Early HSA Scores Are UpAt the same meeting, Region I administrators also presented data to the students showing marked improvement in benchmark scores on the High School Assessments -- the group of four tests that high-schoolers will be required to pass in order to graduate beginning with the Class of 2009.
The results of the exams, which are taken in January and May, have not yet been released, but the benchmark scores point to a potential improvement in test scores in Prince George's County. That would be welcome news to the system, which was placed in "corrective action" by the state board of education in October for having low test scores.
At Potomac High, 65 percent of the students were failing the algebra test in October. In December, the number dropped nearly 20 percentage points, to 46 percent. At Crossland, 57 percent of the students were failing; that number fell to 39 percent in December.
The scores in English were much better overall, with many students ranked in the highest category. At Friendly, 19 percent of the students got advanced scores on the test in October; in December, 29 percent did. At Oxon Hill, 18 percent earned advanced scores; that jumped to 43 percent in December.
The scores on the biology test also improved, but the scores on the government test fell in two of the four schools. At Crossland, 69 percent of the students failed the government test in October; in December, 78 percent failed. At Friendly, the fraction of students who failed increased from 72 percent to 80 percent.
Scholar of the WeekWilliam Chin, a senior at Charles H. Flowers High School, is the Prince George's County Scholar of the Week.

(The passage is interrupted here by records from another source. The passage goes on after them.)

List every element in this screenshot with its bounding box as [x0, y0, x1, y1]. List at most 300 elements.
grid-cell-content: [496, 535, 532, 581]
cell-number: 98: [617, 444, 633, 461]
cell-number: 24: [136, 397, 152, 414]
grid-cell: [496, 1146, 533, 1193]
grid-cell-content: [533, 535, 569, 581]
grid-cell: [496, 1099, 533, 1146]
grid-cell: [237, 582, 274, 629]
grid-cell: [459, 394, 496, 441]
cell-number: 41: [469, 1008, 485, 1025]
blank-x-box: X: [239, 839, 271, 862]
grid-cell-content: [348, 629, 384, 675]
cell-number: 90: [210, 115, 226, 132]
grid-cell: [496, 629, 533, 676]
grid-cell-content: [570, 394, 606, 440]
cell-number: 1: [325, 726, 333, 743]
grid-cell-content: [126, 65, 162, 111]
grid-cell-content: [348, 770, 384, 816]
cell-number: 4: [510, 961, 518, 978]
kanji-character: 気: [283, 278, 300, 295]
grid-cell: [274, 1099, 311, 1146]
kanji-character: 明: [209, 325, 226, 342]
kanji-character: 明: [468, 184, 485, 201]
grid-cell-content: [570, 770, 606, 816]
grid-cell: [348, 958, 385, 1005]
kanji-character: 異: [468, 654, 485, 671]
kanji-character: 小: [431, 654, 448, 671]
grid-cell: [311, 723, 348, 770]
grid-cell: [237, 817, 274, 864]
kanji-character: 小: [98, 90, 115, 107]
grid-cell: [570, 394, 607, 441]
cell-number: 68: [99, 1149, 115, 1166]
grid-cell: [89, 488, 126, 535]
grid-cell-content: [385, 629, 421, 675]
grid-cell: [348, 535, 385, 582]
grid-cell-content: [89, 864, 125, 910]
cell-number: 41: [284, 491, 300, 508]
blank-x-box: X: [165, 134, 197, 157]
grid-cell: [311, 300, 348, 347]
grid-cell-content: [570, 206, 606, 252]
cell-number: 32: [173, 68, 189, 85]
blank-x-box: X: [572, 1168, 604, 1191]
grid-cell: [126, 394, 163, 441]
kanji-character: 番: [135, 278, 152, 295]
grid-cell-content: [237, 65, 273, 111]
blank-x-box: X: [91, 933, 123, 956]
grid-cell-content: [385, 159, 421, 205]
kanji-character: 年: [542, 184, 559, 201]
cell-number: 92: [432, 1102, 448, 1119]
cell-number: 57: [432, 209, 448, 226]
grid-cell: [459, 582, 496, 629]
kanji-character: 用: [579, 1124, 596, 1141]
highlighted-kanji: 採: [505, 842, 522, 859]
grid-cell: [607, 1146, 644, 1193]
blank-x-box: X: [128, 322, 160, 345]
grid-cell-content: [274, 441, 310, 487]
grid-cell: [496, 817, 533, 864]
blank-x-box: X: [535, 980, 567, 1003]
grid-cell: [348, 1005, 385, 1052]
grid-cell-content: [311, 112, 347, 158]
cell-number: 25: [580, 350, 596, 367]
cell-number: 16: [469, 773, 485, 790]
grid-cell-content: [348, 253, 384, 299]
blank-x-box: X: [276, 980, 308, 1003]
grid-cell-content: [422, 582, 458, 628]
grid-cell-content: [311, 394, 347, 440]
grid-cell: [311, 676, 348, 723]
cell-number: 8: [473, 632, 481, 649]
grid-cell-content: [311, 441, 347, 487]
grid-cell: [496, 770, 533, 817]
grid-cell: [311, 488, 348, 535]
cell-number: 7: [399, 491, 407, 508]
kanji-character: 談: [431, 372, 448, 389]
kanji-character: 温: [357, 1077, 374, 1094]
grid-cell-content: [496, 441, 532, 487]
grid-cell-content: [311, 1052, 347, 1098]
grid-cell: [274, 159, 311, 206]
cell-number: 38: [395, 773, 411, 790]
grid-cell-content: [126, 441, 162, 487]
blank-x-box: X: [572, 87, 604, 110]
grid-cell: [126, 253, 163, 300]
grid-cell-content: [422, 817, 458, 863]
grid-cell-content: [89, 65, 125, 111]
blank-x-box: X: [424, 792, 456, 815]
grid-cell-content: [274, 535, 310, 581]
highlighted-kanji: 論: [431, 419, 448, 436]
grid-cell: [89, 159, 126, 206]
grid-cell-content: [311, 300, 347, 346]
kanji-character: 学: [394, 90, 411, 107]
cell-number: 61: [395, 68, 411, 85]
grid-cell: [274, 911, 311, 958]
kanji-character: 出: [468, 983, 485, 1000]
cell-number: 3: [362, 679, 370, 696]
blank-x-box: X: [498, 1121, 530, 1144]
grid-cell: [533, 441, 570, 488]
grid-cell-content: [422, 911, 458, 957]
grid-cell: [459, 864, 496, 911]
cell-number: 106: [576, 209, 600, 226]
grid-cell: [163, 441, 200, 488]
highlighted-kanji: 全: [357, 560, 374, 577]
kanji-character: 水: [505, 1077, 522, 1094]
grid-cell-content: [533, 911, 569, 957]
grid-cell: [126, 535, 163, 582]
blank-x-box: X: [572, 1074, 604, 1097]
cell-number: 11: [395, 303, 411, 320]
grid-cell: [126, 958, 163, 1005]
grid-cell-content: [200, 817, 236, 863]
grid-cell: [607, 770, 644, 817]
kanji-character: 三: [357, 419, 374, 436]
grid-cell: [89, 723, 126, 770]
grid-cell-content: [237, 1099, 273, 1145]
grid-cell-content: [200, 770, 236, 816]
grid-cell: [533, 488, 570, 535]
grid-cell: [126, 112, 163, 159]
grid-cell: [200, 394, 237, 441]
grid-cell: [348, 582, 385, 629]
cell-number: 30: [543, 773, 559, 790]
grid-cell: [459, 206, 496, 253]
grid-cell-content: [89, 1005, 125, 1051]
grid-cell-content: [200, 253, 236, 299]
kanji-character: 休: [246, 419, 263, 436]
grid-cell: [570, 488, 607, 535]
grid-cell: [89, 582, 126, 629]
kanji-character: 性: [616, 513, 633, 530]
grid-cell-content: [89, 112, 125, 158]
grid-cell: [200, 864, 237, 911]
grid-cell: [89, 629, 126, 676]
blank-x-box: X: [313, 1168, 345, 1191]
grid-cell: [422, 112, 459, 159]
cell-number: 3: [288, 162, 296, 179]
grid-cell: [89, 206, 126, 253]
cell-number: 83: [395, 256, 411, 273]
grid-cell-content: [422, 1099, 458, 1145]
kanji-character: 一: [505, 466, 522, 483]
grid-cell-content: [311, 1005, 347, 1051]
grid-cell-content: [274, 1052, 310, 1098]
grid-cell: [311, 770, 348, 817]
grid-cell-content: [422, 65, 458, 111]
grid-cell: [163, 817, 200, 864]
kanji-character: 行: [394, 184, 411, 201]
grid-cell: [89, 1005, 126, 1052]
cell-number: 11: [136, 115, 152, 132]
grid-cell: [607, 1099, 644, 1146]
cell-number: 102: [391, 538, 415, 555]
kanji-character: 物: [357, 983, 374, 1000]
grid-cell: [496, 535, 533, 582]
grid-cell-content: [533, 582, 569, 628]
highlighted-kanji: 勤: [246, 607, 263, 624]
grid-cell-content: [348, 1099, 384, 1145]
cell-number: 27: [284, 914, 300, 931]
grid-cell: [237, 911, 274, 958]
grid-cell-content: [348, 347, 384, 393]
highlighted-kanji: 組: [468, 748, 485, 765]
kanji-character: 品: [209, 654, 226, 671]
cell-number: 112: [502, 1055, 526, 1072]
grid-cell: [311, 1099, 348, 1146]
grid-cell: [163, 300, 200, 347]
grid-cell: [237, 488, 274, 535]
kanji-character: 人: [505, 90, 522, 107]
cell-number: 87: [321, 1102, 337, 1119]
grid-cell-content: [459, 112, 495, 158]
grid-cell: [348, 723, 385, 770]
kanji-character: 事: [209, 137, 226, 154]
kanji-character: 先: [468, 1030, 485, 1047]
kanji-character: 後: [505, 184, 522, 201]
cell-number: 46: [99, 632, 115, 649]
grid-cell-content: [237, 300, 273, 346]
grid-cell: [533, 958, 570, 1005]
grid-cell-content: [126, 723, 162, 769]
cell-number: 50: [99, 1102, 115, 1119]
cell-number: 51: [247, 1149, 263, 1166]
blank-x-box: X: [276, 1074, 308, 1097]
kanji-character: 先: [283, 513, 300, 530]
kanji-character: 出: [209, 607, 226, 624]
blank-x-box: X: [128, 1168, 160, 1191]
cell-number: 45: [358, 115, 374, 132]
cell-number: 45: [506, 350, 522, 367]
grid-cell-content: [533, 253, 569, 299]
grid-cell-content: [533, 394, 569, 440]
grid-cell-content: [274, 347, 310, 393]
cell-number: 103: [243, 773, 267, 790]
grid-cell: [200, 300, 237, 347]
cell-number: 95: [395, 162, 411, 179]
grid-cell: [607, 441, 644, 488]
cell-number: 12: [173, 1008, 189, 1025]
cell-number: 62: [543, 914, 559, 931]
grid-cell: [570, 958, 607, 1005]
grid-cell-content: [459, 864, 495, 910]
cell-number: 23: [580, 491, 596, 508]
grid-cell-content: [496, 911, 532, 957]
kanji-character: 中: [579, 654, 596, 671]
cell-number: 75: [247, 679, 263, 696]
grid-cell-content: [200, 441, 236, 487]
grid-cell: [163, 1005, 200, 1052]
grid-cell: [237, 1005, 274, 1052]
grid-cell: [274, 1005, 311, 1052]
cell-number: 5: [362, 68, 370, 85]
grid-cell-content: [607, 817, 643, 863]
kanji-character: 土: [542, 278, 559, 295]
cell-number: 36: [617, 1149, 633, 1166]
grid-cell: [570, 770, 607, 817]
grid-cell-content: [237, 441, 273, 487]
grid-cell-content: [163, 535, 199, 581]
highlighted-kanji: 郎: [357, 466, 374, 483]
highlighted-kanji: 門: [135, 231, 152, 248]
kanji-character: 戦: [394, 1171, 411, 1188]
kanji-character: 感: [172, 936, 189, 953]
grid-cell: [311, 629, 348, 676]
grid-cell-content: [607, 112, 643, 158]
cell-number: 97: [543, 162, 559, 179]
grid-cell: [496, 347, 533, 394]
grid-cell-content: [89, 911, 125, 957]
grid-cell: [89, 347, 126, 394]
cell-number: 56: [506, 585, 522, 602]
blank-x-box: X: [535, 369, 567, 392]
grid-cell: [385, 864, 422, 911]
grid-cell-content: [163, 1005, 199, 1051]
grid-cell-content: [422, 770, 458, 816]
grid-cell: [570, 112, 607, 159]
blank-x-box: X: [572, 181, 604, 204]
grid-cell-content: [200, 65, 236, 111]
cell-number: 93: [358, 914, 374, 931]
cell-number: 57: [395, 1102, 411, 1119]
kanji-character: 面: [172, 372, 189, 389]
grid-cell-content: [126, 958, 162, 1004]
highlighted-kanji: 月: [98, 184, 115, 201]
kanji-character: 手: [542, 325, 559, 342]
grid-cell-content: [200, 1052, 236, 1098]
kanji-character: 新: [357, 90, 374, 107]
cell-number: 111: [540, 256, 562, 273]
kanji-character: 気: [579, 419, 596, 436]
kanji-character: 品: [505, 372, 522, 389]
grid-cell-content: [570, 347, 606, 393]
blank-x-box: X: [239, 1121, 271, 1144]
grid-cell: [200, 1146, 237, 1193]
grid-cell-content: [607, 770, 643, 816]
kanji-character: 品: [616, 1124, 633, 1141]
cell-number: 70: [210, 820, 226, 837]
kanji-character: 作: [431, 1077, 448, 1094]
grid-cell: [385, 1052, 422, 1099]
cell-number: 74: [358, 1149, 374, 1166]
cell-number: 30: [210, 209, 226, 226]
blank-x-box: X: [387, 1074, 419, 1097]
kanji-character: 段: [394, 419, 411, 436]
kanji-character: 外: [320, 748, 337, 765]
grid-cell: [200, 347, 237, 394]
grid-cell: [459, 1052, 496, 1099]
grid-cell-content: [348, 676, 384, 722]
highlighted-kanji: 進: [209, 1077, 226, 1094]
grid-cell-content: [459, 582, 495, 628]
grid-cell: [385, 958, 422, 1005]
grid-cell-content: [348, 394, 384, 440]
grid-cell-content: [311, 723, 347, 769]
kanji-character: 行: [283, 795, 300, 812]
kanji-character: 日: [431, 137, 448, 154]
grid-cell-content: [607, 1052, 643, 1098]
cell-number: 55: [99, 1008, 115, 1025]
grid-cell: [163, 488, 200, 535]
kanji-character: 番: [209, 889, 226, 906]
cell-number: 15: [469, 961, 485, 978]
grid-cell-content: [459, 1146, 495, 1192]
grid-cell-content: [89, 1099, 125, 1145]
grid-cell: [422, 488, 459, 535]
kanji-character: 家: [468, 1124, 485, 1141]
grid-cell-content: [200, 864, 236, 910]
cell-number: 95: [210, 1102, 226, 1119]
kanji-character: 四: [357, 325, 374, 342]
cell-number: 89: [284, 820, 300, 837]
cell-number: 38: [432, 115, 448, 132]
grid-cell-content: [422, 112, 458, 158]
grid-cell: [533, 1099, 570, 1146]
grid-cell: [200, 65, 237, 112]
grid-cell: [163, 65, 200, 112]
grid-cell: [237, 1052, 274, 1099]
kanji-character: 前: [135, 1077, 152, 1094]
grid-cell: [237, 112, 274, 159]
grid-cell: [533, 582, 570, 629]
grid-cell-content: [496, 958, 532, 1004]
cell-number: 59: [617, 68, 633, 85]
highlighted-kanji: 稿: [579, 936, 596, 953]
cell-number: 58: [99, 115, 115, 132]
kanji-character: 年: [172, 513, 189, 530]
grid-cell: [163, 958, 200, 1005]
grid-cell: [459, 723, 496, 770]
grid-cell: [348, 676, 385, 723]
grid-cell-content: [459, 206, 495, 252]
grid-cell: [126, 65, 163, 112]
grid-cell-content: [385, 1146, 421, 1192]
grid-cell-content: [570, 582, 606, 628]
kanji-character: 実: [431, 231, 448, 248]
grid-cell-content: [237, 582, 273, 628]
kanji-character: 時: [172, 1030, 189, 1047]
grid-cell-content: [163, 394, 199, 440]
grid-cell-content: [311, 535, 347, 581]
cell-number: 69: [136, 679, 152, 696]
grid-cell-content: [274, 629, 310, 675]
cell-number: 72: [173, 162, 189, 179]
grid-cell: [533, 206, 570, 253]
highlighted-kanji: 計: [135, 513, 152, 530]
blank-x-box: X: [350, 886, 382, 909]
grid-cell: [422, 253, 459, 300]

Chin is a star performer in the challenging science and technology program at Flowers. He has a 4.3 grade-point average and is a candidate for valedictorian. He has taken Advanced Placement classes in physics and literature and is taking math courses at Prince George's Community College.
Outside the classroom, he has received an Eagle ScoutAward, was a Maryland Distinguished Scholar and was the 10th-grade Student of the Year. He interned at the NASA Goddard Space Flight Center last summer.
Chin, a member of the National Society of Black Engineers, wants to major in civil engineering and has already been accepted by the Massachusetts Institute of Technology. He's still waiting for replies from Carnegie Mellon, Duke and the University of Pennsylvania.